No sé por qué miré en ese coche. Por lo general, mi mirada a lo largo del Van Starkenborghkanaal solo se centra en mi rueda delantera y el asfalto.
Un camino gris, agua marrón, algunos árboles y, a veces, una embarcación interior. No vas en bicicleta allí por la vista, vas en bicicleta allí para aumentar la velocidad. Puedes mirar a tu alrededor más tarde.
Sin embargo, mi mirada se levantó de repente. Vi acercarse una furgoneta de reparto, creo que era azul, y por un momento pensé en ella como un obstáculo sin alma. Un ciclista rara vez ve a una persona en un automóvil, ciertamente no a un ciclista.
La vi. Y una vez que la vi, ella nunca se fue de mi mente. Ella gritó. No escuché nada, pero vi que ella estaba gritando fuerte y sin sonido era aplastante.
Por supuesto que no sabía por qué estaba gritando. No sabía nada, excepto que era una hermosa mañana de lunes, los niños habían regresado a la escuela, yo en la bicicleta de carreras y nada malo por un tiempo.

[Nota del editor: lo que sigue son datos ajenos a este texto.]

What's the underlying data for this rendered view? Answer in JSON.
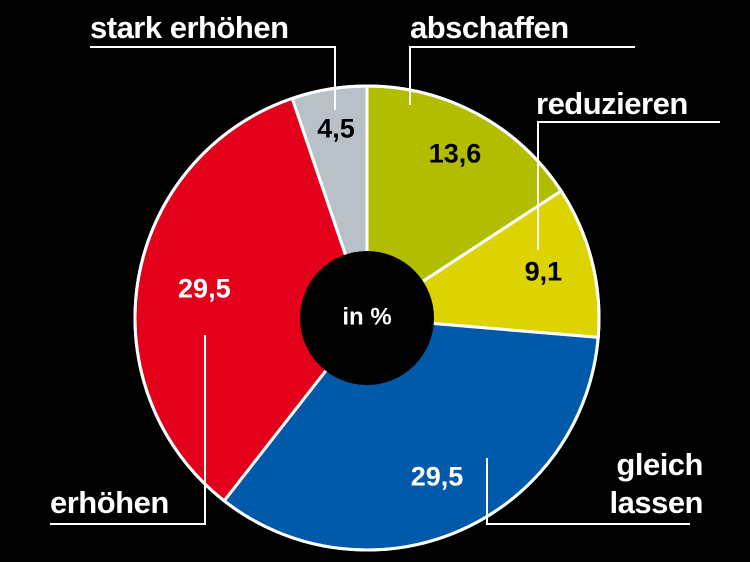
{
  "chart_data": {
    "type": "donut",
    "center_label": "in %",
    "categories": [
      "abschaffen",
      "reduzieren",
      "gleich lassen",
      "erhöhen",
      "stark erhöhen"
    ],
    "values": [
      13.6,
      9.1,
      29.5,
      29.5,
      4.5
    ],
    "value_labels": [
      "13,6",
      "9,1",
      "29,5",
      "29,5",
      "4,5"
    ],
    "colors": [
      "#b3bd00",
      "#dcd300",
      "#005aa9",
      "#e2001a",
      "#b7c1c7"
    ]
  }
}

Su grito contenía todo. Su boca no podía abrirse más, sus ojos no podían estar más desesperados. Se había recogido el pelo suelto, o quizás sin pensarlo, porque ya nada importaba. Las cerraduras apartan el camino para dar paso a las lágrimas.
La miré, ella miró al frente. No a la carretera o al agua, al cielo de arriba, sino a algo que nadie más vio. Sus manos estaban apretadas con fuerza en el volante, se inclinó hacia adelante para agregar fuerza extra al grito.
Aunque debe haber sido desgarrador, quería escucharlo. Luego hubo un sonido que también se apagó, ahora quedó una imagen apagada. Todavía esperaba que el grito fuera liberador, pero mientras estuviera encerrado en el auto me temía lo peor.
En un instante ella se había ido. Miré hacia atrás por un momento, su desesperación perdida en las líneas rectas e inmóviles del paisaje. Mi mirada se hundió de nuevo en el asfalto. Mi rueda delantera giró tan rápido que parecía que estaba parada.